Desconozco la experiencia de otras personas pero en lo tocante a la mía propia, siempre que creí ver algo entre las sombras de la noche, aunque fuera de manera confusa, ese algo estaba allí. Me sorprendía una y otra vez entre pesquisas pero unos instantes más tarde se mostraba ante mis ojos sin sombra de duda lo que antes creí sólo entrever. Sucedía sobre todo en espacios abiertos donde objetos y personas coincidían y se entremezclaban en la penumbra.
Me despertó el resbalar tibio de unas gotas por mi frente. No había duda, era sangre. Mi pulso inició en segundos un galope que se moderó justo al sobrepasar el límite de la normalidad mientras mi vista, conmocionada por el impacto, se desvanecía en algún lugar impreciso del techo.
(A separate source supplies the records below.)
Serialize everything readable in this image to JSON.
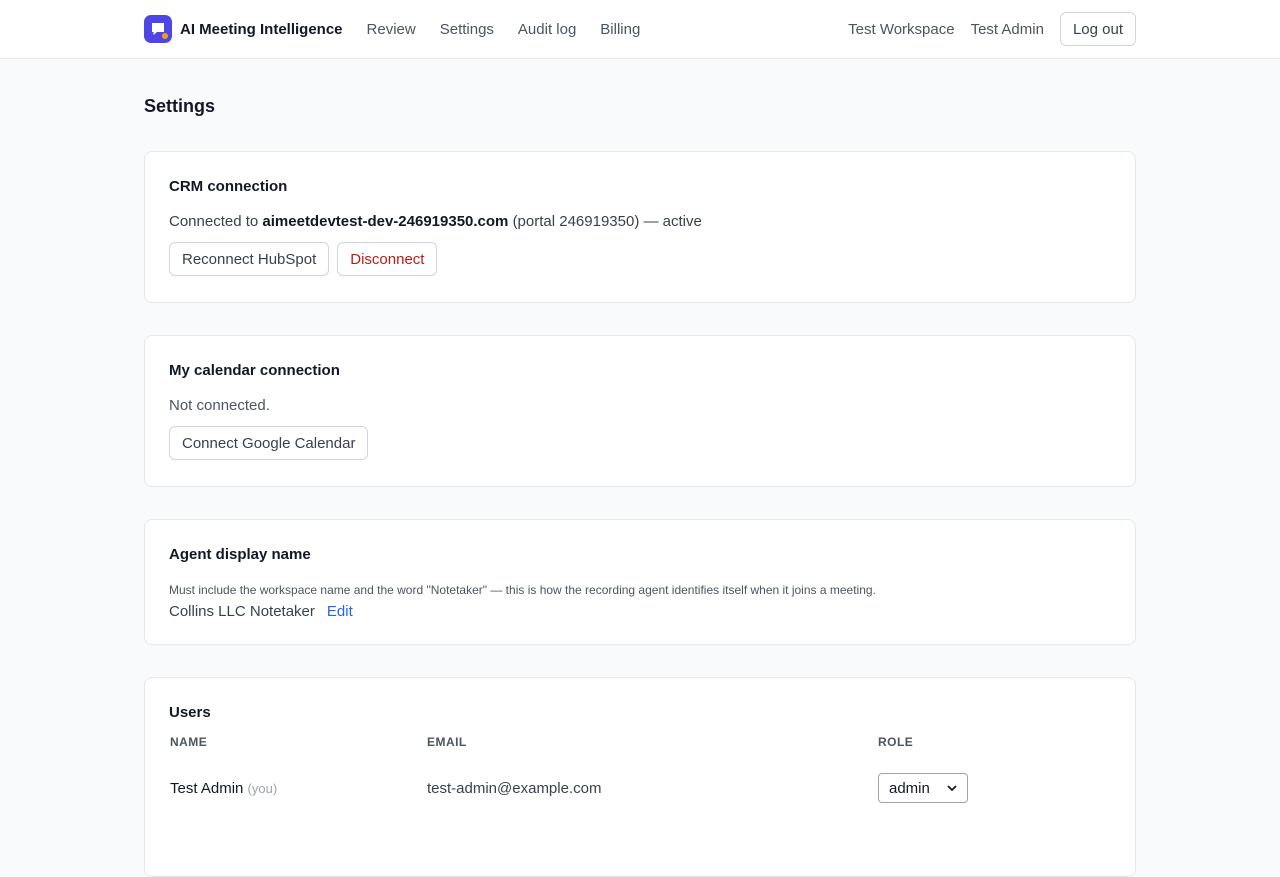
{
  "header": {
    "brand": "AI Meeting Intelligence",
    "nav": [
      "Review",
      "Settings",
      "Audit log",
      "Billing"
    ],
    "workspace": "Test Workspace",
    "user": "Test Admin",
    "logout_label": "Log out"
  },
  "page": {
    "title": "Settings"
  },
  "crm": {
    "title": "CRM connection",
    "prefix": "Connected to",
    "domain": "aimeetdevtest-dev-246919350.com",
    "suffix": "(portal 246919350) — active",
    "reconnect_label": "Reconnect HubSpot",
    "disconnect_label": "Disconnect"
  },
  "calendar": {
    "title": "My calendar connection",
    "status": "Not connected.",
    "connect_label": "Connect Google Calendar"
  },
  "agent": {
    "title": "Agent display name",
    "help": "Must include the workspace name and the word \"Notetaker\" — this is how the recording agent identifies itself when it joins a meeting.",
    "name": "Collins LLC Notetaker",
    "edit_label": "Edit"
  },
  "users": {
    "title": "Users",
    "columns": [
      "NAME",
      "EMAIL",
      "ROLE"
    ],
    "rows": [
      {
        "name": "Test Admin",
        "you": "(you)",
        "email": "test-admin@example.com",
        "role": "admin"
      }
    ]
  },
  "colors": {
    "accent": "#4f46e5",
    "danger": "#b91c1c",
    "link": "#2563eb"
  }
}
Me sentí imposibilitado de incorporarme, más por culpa del miedo sobrevenido que por el incidente concreto del que desconocía su causa. Eran cerca de las diez de la mañana del domingo y la noche anterior había cenado con el mayor de mis hermanos y la menor de mis hermanas y bajo los efluvios del vino habíamos reído, como acostumbrábamos, al calor de los recuerdos edulcorados de la niñez e instigados por algunos chistes a los que profesábamos decidida afición.
- “La risa puede obrar el milagro de hacer la vida llevadera”, recordaba haber escrito en mi cuaderno de frases.
¿De dónde fluía la sangre? Escuché en cierta ocasión que del mismo manantial de la vida brota la muerte como una exhalación y que la muerte se metamorfosea con la vida para asestarnos el golpe de gracia. De maldita la gracia, claro. De la risa a la muerte transcurre un muy corto espacio de tiempo.
Seguía inmóvil como peonza que girara grácil desde su punto de equilibrio hasta desplomarse al perder su centro de gravedad. Un escalofrío recorrió mi cuerpo en oleadas sucesivas que lo iban enfriando. Imaginaba mi rostro del color de la ceniza y seguía sin poder tomar el control de la situación. Mi cerebro sobreactuaba y se sucedían en mi cabeza un cúmulo de pensamientos, a cual más veloz. No había duda, me estaba muriendo. A todos nos sorprenderá la muerte legos en la materia, admití resignado, a fin de cuentas, nacer y morir sólo ocurre una vez en la vida. Somos simples aficionados constreñidos por razones obvias a improvisar para no perdernos en un dédalo de sensaciones ignotas.
Me estaba muriendo y sin embargo podía escuchar los ruidos cotidianos de la casa y hasta mi llegaban los sonidos monótonos de la calle con su trasiego habitual. Intenté gritar pero la voz no llegaba a mi garganta ¿Cuánto tiempo me quedaría de vida?
La caricia de la tibia lengua de mi perrita reclamando su paseo me despertó.